The story is about an old Italian woman, in her bed, surrounded by her family in her final moments, recalling her charmed existence: "Don't cry for me, children. I've lived a long and happy life. I've done everything I've wanted to do. I've experienced it all. I've...."
At that point, she pauses. Across the courtyard, through an open shutter, she spies a neighbor about to bathe in a luxurious Kohler spa.
"Damn," the old woman says. Then she dies, with regret.
It's a joke, see, a dark little joke from GSD&M, Austin, Texas, about the luxuries you should treat yourself to you before it's too late. It's not an especially hilarious joke, but I get it, and I appreciate that the sentimental music and the cliched environs were designed to underline the vignette's melodramatic distance from reality.
But not distance enough.
How long have I railed against advertisers who play for laughs over very real human fears and tragedies? There was the Nike campaign featuring Dennis Hopper as a shoe-sniffing schizophrenic. There was a gritty, verite funeral spot from (now defunct) Britches Great Outdoors, with the punch line: "You're going to be wearing a suit for a long time. Dress comfortably ... while you can." Only two weeks ago, a Super Bowl spot for Degree deodorant joked about supermarket kidnappings.

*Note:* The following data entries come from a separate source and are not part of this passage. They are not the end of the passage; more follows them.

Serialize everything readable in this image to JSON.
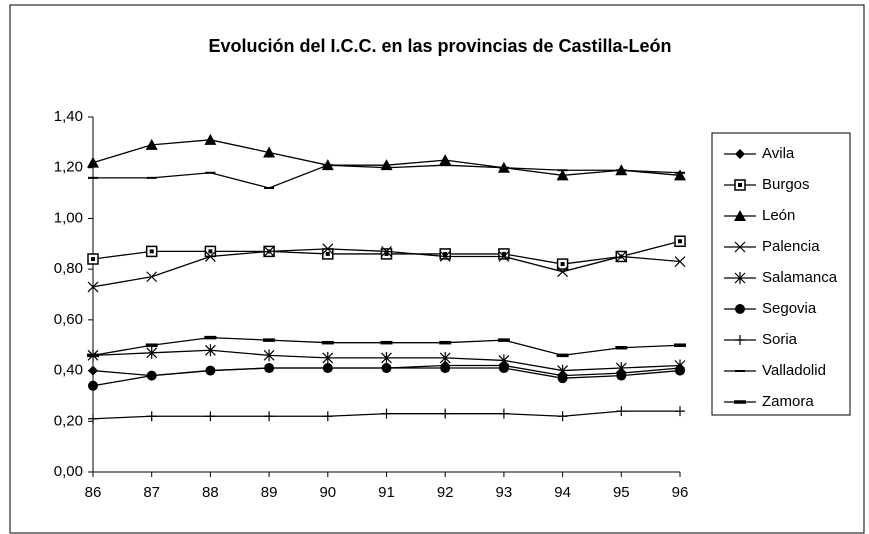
{
  "chart_data": {
    "type": "line",
    "title": "Evolución del I.C.C. en las provincias de Castilla-León",
    "categories": [
      "86",
      "87",
      "88",
      "89",
      "90",
      "91",
      "92",
      "93",
      "94",
      "95",
      "96"
    ],
    "ylim": [
      0,
      1.4
    ],
    "yticks": [
      {
        "value": 0,
        "label": "0,00"
      },
      {
        "value": 0.2,
        "label": "0,20"
      },
      {
        "value": 0.4,
        "label": "0,40"
      },
      {
        "value": 0.6,
        "label": "0,60"
      },
      {
        "value": 0.8,
        "label": "0,80"
      },
      {
        "value": 1.0,
        "label": "1,00"
      },
      {
        "value": 1.2,
        "label": "1,20"
      },
      {
        "value": 1.4,
        "label": "1,40"
      }
    ],
    "grid": false,
    "legend": "right",
    "series": [
      {
        "name": "Avila",
        "color": "#000000",
        "marker": "diamond",
        "values": [
          0.4,
          0.38,
          0.4,
          0.41,
          0.41,
          0.41,
          0.42,
          0.42,
          0.38,
          0.39,
          0.41
        ]
      },
      {
        "name": "Burgos",
        "color": "#000000",
        "marker": "square",
        "values": [
          0.84,
          0.87,
          0.87,
          0.87,
          0.86,
          0.86,
          0.86,
          0.86,
          0.82,
          0.85,
          0.91
        ]
      },
      {
        "name": "León",
        "color": "#000000",
        "marker": "triangle",
        "values": [
          1.22,
          1.29,
          1.31,
          1.26,
          1.21,
          1.21,
          1.23,
          1.2,
          1.17,
          1.19,
          1.17
        ]
      },
      {
        "name": "Palencia",
        "color": "#000000",
        "marker": "x",
        "values": [
          0.73,
          0.77,
          0.85,
          0.87,
          0.88,
          0.87,
          0.85,
          0.85,
          0.79,
          0.85,
          0.83
        ]
      },
      {
        "name": "Salamanca",
        "color": "#000000",
        "marker": "star",
        "values": [
          0.46,
          0.47,
          0.48,
          0.46,
          0.45,
          0.45,
          0.45,
          0.44,
          0.4,
          0.41,
          0.42
        ]
      },
      {
        "name": "Segovia",
        "color": "#000000",
        "marker": "circle",
        "values": [
          0.34,
          0.38,
          0.4,
          0.41,
          0.41,
          0.41,
          0.41,
          0.41,
          0.37,
          0.38,
          0.4
        ]
      },
      {
        "name": "Soria",
        "color": "#000000",
        "marker": "plus",
        "values": [
          0.21,
          0.22,
          0.22,
          0.22,
          0.22,
          0.23,
          0.23,
          0.23,
          0.22,
          0.24,
          0.24
        ]
      },
      {
        "name": "Valladolid",
        "color": "#000000",
        "marker": "dash",
        "values": [
          1.16,
          1.16,
          1.18,
          1.12,
          1.21,
          1.2,
          1.21,
          1.2,
          1.19,
          1.19,
          1.18
        ]
      },
      {
        "name": "Zamora",
        "color": "#000000",
        "marker": "thickdash",
        "values": [
          0.46,
          0.5,
          0.53,
          0.52,
          0.51,
          0.51,
          0.51,
          0.52,
          0.46,
          0.49,
          0.5
        ]
      }
    ]
  }
}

As it happens, none of those spots particularly upset me, personally. In fact, I laughed hard at all of them-just before demanding they be pulled.
Why? Because my grim sense of humor, and the agency's, is irrelevant. What's relevant is that advertising isn't programming the viewer has chosen, come what may. No, advertising is an uninvited guest, and must therefore not just respect, but especially respect the sensibilities of the unsuspecting audience.
Certainly it has no business horrifying anyone. But too many insufferable smartasses glibly indulge their own tastes with no thought of the consequences, to the viewer or the client. They don't care about the anonymous viewers because they are too impressed with their own clever, inconsiderate selves.
Yeah, I laughed at Dennis Hopper. But I assure you, nobody who has been touched by the nightmare of schizophrenia was laughing at all. And those people number in the millions. The people who, at any given time, have just buried a relative in a dark suit number in the millions. And the people who have watched a loved one's last breath number in the millions. I am one of them.
Advertiser decorum has ceased being a theoretical question for me. My mother died not long ago, in bed surrounded by her children. She had been ill for some time, and her death was not unexpected. But she was my mother, and she died, and then she lay there, dead . It is an image that haunts me.
Thank you, Kohler, for reenacting it in service of a cheap joke. Believe me, I won't forget.